Vanguard I Satellite on Display at the Smithsonian Institution's National Air and Space Museum

 Washington - Mar 17, 2003
Vanguard I, the world's longest orbiting man-made satellite, built by the Naval Research Laboratory and launched at Cape Canaveral, Florida, in 1958, will mark its 45th year in space on March 17. In the years following Vanguard's launch, the small satellite has made more than 178,061 revolutions of the earth and traveled over 5.1 billion nautical miles.

The first solar-powered satellite, Vanguard I was the second artificial satellite successfully placed in earth orbit by the United States. (Vanguard predecessors, Sputniks I and II and Explorer I have long since fallen out of orbit.) Just six inches in diameter and weighing just 3 pounds, Vanguard was described by then-Soviet Premier Nikita Khrushchev as "the grapefruit satellite."

As part of the scientific program for the International Geophysical Year (1957-58), NRL was officially delegated the responsibility of placing an artificial satellite with a scientific experiment into orbit around the earth. Designated Project Vanguard, the program was placed under Navy management and DoD monitorship.

NRL was responsible for developing the launch vehicles; developing and installing the satellite tracking system; and designing, constructing and testing the satellites.

The tracking system was called Minitrack. The Minitrack stations, designed, built and initially operated by NRL, were along a North-South line running along the east coast of North America and the west coast of South America. Minitrack was the forerunner of another NRL-developed system called NAVSPASUR, which is operational today and a major producer of spacecraft tracking data.

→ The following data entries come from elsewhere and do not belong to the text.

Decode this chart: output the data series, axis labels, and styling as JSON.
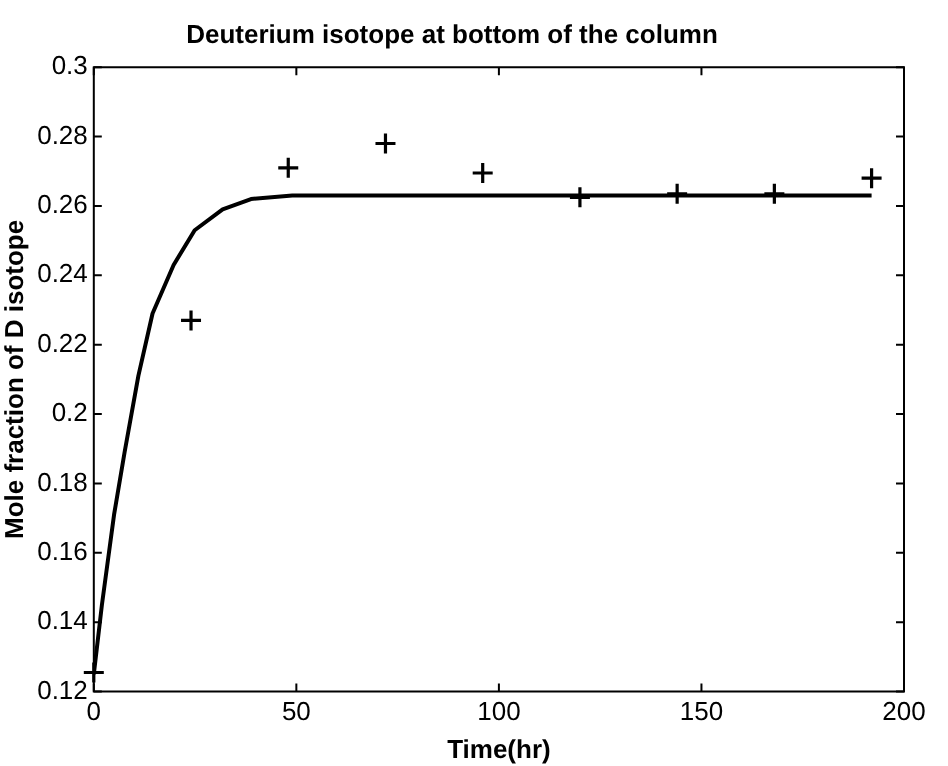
{
  "chart_data": {
    "type": "scatter",
    "title": "Deuterium isotope at bottom of the column",
    "xlabel": "Time(hr)",
    "ylabel": "Mole fraction of D isotope",
    "xlim": [
      0,
      200
    ],
    "xticks": [
      0,
      50,
      100,
      150,
      200
    ],
    "ylim": [
      0.12,
      0.3
    ],
    "yticks": [
      0.12,
      0.14,
      0.16,
      0.18,
      0.2,
      0.22,
      0.24,
      0.26,
      0.28,
      0.3
    ],
    "grid": false,
    "legend": false,
    "series": [
      {
        "type": "line",
        "color": "#000000",
        "marker": "none",
        "line_style": "solid",
        "x": [
          0,
          2,
          5,
          7.6,
          11,
          14.5,
          19.7,
          24.9,
          31.8,
          38.8,
          49,
          60,
          192
        ],
        "values": [
          0.125,
          0.145,
          0.171,
          0.189,
          0.211,
          0.229,
          0.243,
          0.253,
          0.259,
          0.262,
          0.263,
          0.263,
          0.263
        ]
      },
      {
        "color": "#000000",
        "marker": "cross",
        "x": [
          0,
          24,
          48,
          72,
          96,
          120,
          144,
          168,
          192
        ],
        "values": [
          0.1255,
          0.227,
          0.271,
          0.278,
          0.2695,
          0.2625,
          0.2635,
          0.2635,
          0.268
        ]
      }
    ]
  }
}
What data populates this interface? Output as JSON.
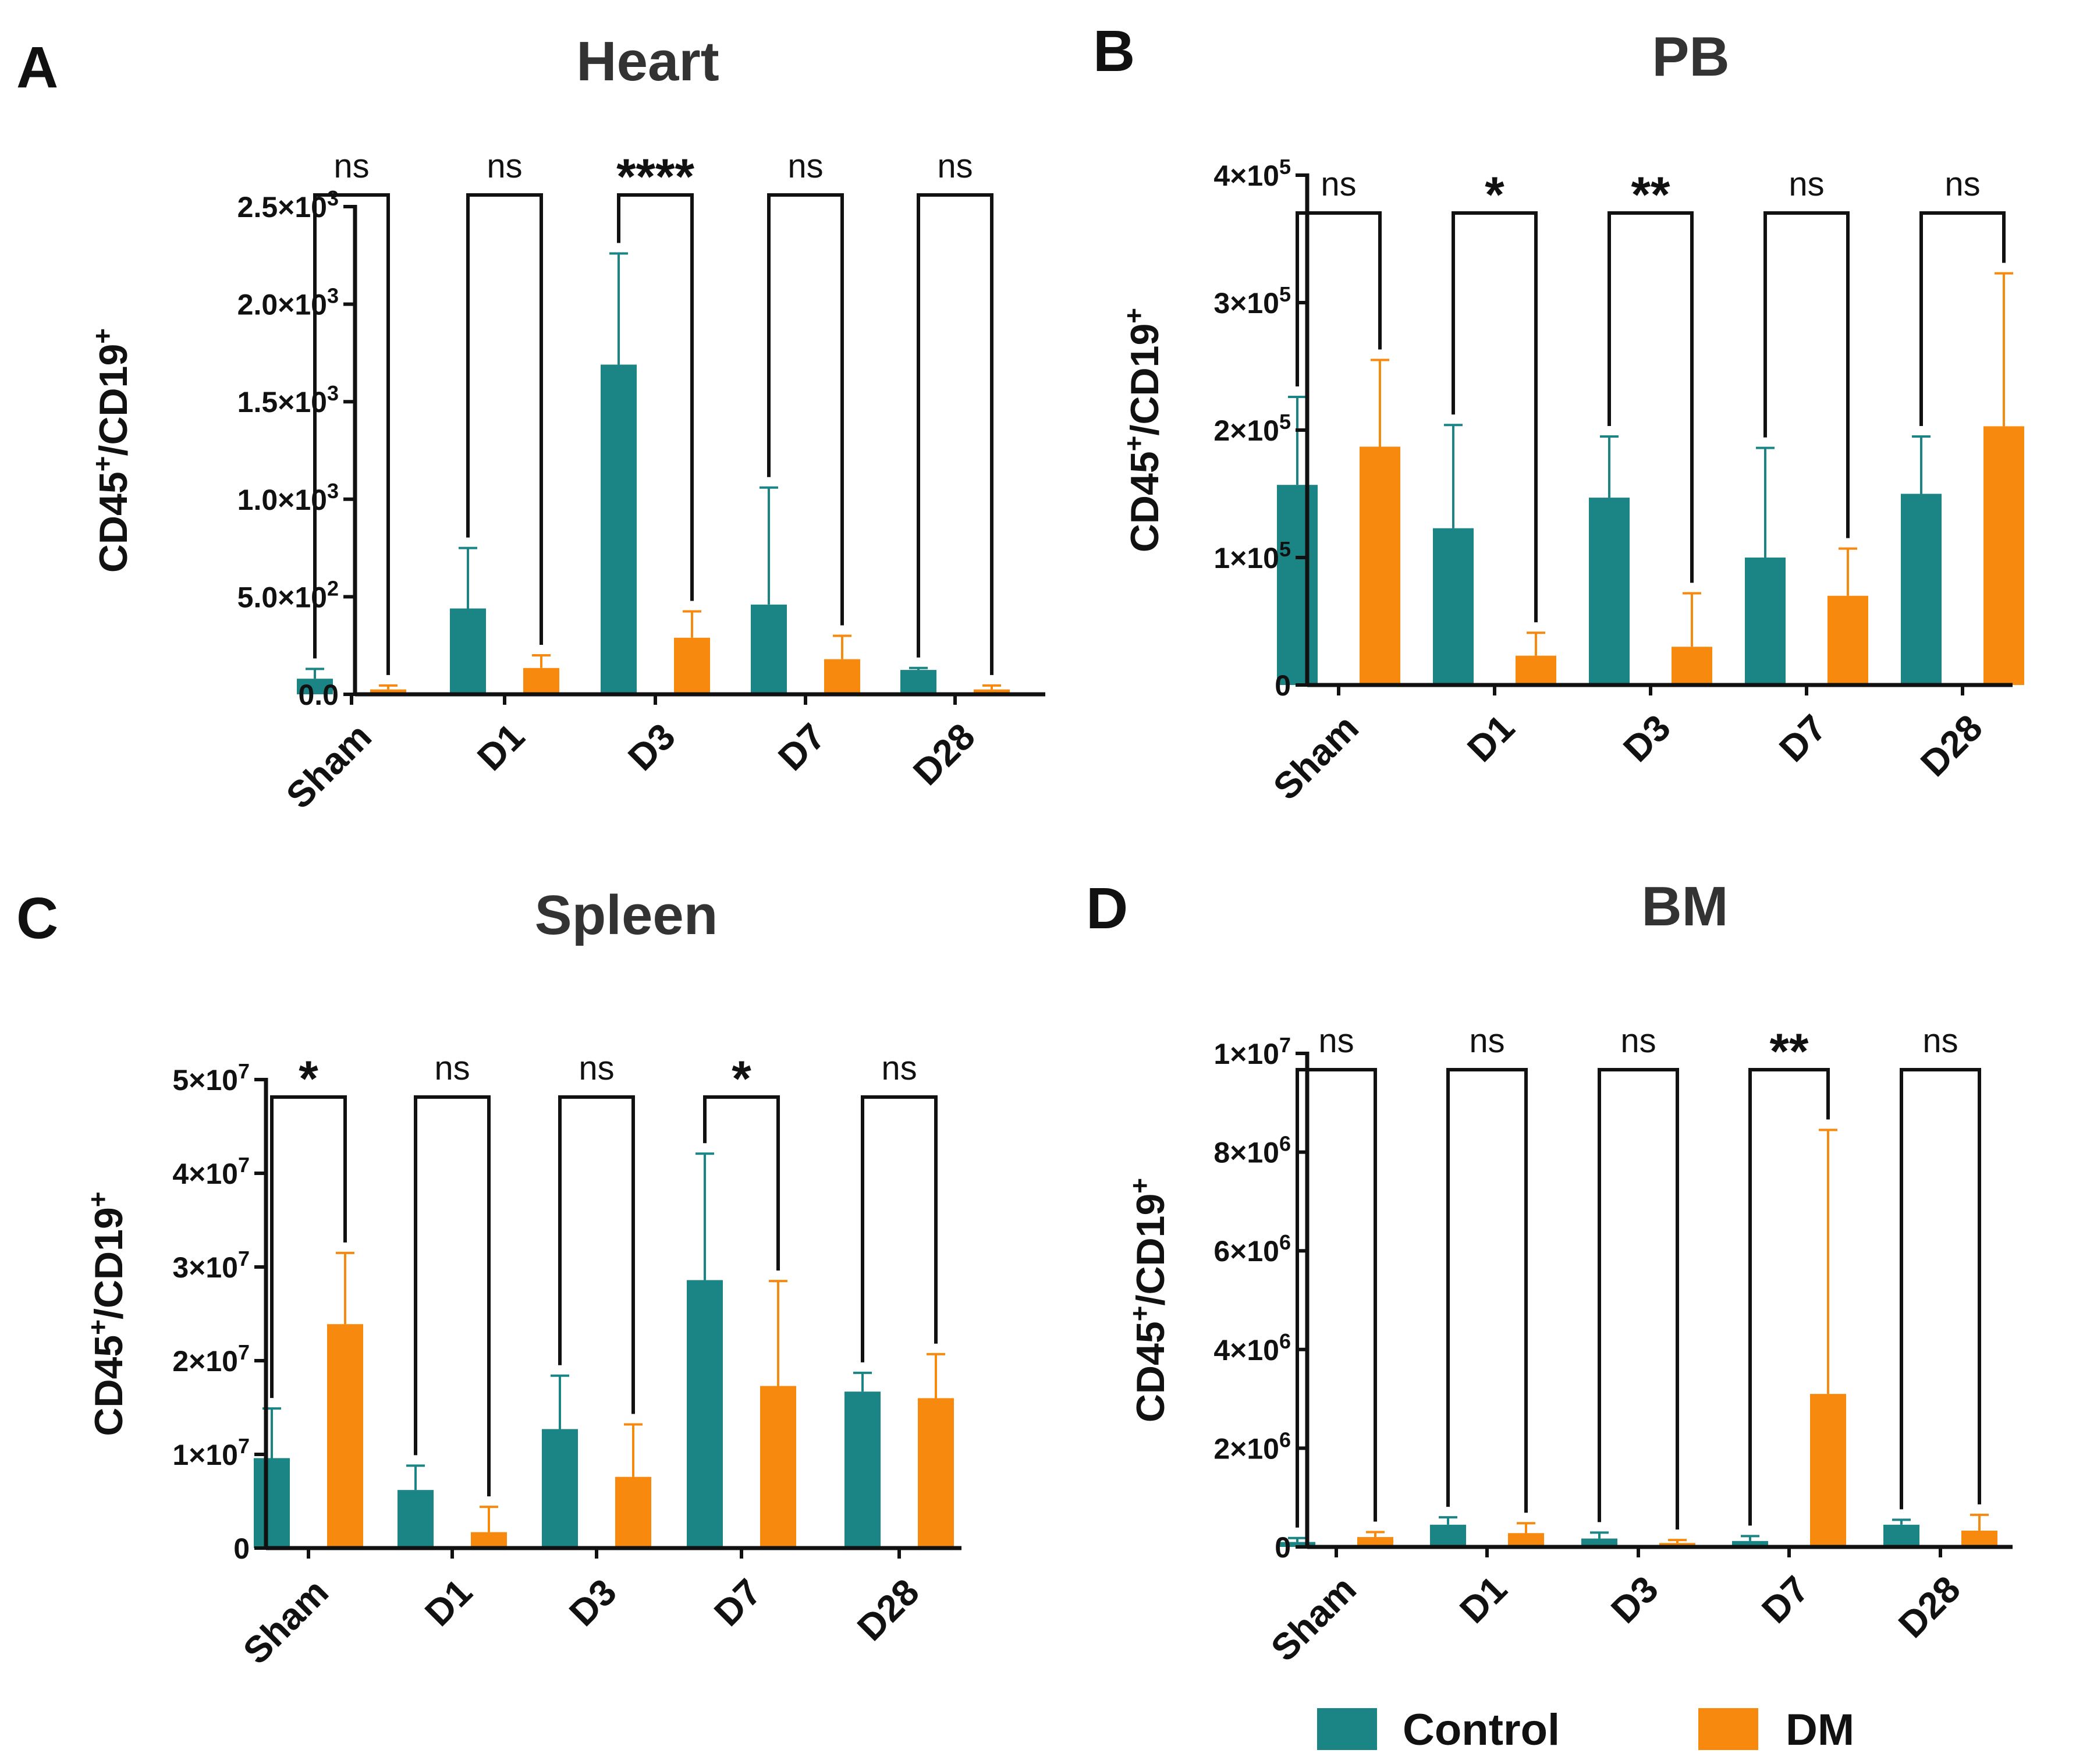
{
  "colors": {
    "Control": "#1b8585",
    "DM": "#f7890f",
    "axis": "#111111"
  },
  "legend": [
    {
      "name": "Control",
      "color": "#1b8585"
    },
    {
      "name": "DM",
      "color": "#f7890f"
    }
  ],
  "chart_data": [
    {
      "type": "bar",
      "panel": "A",
      "title": "Heart",
      "ylabel": "CD45+/CD19+",
      "ylabel_parts": {
        "base1": "CD45",
        "sup1": "+",
        "base2": "/CD19",
        "sup2": "+"
      },
      "ylim": [
        0,
        2500
      ],
      "yticks": [
        {
          "value": 0,
          "label": "0.0"
        },
        {
          "value": 500,
          "label": "5.0×10",
          "exp": "2"
        },
        {
          "value": 1000,
          "label": "1.0×10",
          "exp": "3"
        },
        {
          "value": 1500,
          "label": "1.5×10",
          "exp": "3"
        },
        {
          "value": 2000,
          "label": "2.0×10",
          "exp": "3"
        },
        {
          "value": 2500,
          "label": "2.5×10",
          "exp": "3"
        }
      ],
      "categories": [
        "Sham",
        "D1",
        "D3",
        "D7",
        "D28"
      ],
      "series": [
        {
          "name": "Control",
          "values": [
            80,
            440,
            1690,
            460,
            125
          ],
          "errors": [
            50,
            310,
            570,
            600,
            10
          ]
        },
        {
          "name": "DM",
          "values": [
            25,
            135,
            290,
            180,
            25
          ],
          "errors": [
            20,
            65,
            135,
            120,
            20
          ]
        }
      ],
      "significance": [
        "ns",
        "ns",
        "****",
        "ns",
        "ns"
      ]
    },
    {
      "type": "bar",
      "panel": "B",
      "title": "PB",
      "ylabel": "CD45+/CD19+",
      "ylabel_parts": {
        "base1": "CD45",
        "sup1": "+",
        "base2": "/CD19",
        "sup2": "+"
      },
      "ylim": [
        0,
        400000
      ],
      "yticks": [
        {
          "value": 0,
          "label": "0"
        },
        {
          "value": 100000,
          "label": "1×10",
          "exp": "5"
        },
        {
          "value": 200000,
          "label": "2×10",
          "exp": "5"
        },
        {
          "value": 300000,
          "label": "3×10",
          "exp": "5"
        },
        {
          "value": 400000,
          "label": "4×10",
          "exp": "5"
        }
      ],
      "categories": [
        "Sham",
        "D1",
        "D3",
        "D7",
        "D28"
      ],
      "series": [
        {
          "name": "Control",
          "values": [
            157000,
            123000,
            147000,
            100000,
            150000
          ],
          "errors": [
            69000,
            81000,
            48000,
            86000,
            45000
          ]
        },
        {
          "name": "DM",
          "values": [
            187000,
            23000,
            30000,
            70000,
            203000
          ],
          "errors": [
            68000,
            18000,
            42000,
            37000,
            120000
          ]
        }
      ],
      "significance": [
        "ns",
        "*",
        "**",
        "ns",
        "ns"
      ]
    },
    {
      "type": "bar",
      "panel": "C",
      "title": "Spleen",
      "ylabel": "CD45+/CD19+",
      "ylabel_parts": {
        "base1": "CD45",
        "sup1": "+",
        "base2": "/CD19",
        "sup2": "+"
      },
      "ylim": [
        0,
        50000000
      ],
      "yticks": [
        {
          "value": 0,
          "label": "0"
        },
        {
          "value": 10000000,
          "label": "1×10",
          "exp": "7"
        },
        {
          "value": 20000000,
          "label": "2×10",
          "exp": "7"
        },
        {
          "value": 30000000,
          "label": "3×10",
          "exp": "7"
        },
        {
          "value": 40000000,
          "label": "4×10",
          "exp": "7"
        },
        {
          "value": 50000000,
          "label": "5×10",
          "exp": "7"
        }
      ],
      "categories": [
        "Sham",
        "D1",
        "D3",
        "D7",
        "D28"
      ],
      "series": [
        {
          "name": "Control",
          "values": [
            9600000,
            6200000,
            12700000,
            28600000,
            16700000
          ],
          "errors": [
            5300000,
            2600000,
            5700000,
            13500000,
            2000000
          ]
        },
        {
          "name": "DM",
          "values": [
            23900000,
            1700000,
            7600000,
            17300000,
            16000000
          ],
          "errors": [
            7600000,
            2700000,
            5600000,
            11200000,
            4700000
          ]
        }
      ],
      "significance": [
        "*",
        "ns",
        "ns",
        "*",
        "ns"
      ]
    },
    {
      "type": "bar",
      "panel": "D",
      "title": "BM",
      "ylabel": "CD45+/CD19+",
      "ylabel_parts": {
        "base1": "CD45",
        "sup1": "+",
        "base2": "/CD19",
        "sup2": "+"
      },
      "ylim": [
        0,
        10000000
      ],
      "yticks": [
        {
          "value": 0,
          "label": "0"
        },
        {
          "value": 2000000,
          "label": "2×10",
          "exp": "6"
        },
        {
          "value": 4000000,
          "label": "4×10",
          "exp": "6"
        },
        {
          "value": 6000000,
          "label": "6×10",
          "exp": "6"
        },
        {
          "value": 8000000,
          "label": "8×10",
          "exp": "6"
        },
        {
          "value": 10000000,
          "label": "1×10",
          "exp": "7"
        }
      ],
      "categories": [
        "Sham",
        "D1",
        "D3",
        "D7",
        "D28"
      ],
      "series": [
        {
          "name": "Control",
          "values": [
            100000,
            450000,
            170000,
            120000,
            450000
          ],
          "errors": [
            80000,
            150000,
            120000,
            100000,
            100000
          ]
        },
        {
          "name": "DM",
          "values": [
            200000,
            280000,
            80000,
            3100000,
            330000
          ],
          "errors": [
            100000,
            200000,
            60000,
            5350000,
            320000
          ]
        }
      ],
      "significance": [
        "ns",
        "ns",
        "ns",
        "**",
        "ns"
      ]
    }
  ]
}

In late 1958, responsibility for Project Vanguard was transferred to NASA, forming the nucleus of the Goddard Space Flight Center. After the transfer, NRL rebuilt their spacecraft technology capability and have developed some 87 satellites over the past 40 years for the Navy, DoD and NASA. NRL's relationship with NASA is still very active; for example, NRL is currently developing the Interim Control Module for NASA's International Space Station.

Vanguard met 100 percent of its scientific objectives, providing a wealth of information on the size and shape of the earth, air density, temperature ranges and micrometeorite impact. It proved that the earth is pear-shaped, not round; corrected ideas about the atmosphere's density at high altitudes and improved the accuracy of world maps.

NRL space scientists say that the Vanguard I program introduced much of the technology that has since been applied in later U.S. satellite programs, from rocket launching to satellite tracking. For example, it proved that solar cells could be used for several years to power radio transmitters. Vanguard's solar cells operated for about seven years, while conventional batteries used to power another onboard transmitter lasted only 20 days.

Although Vanguard's solar-powered "voice" became silent in 1964, it continues to serve the scientific community.

Ground-based tracking of the satellite provides data concerning the effects of the sun, moon and atmosphere on satellite orbits.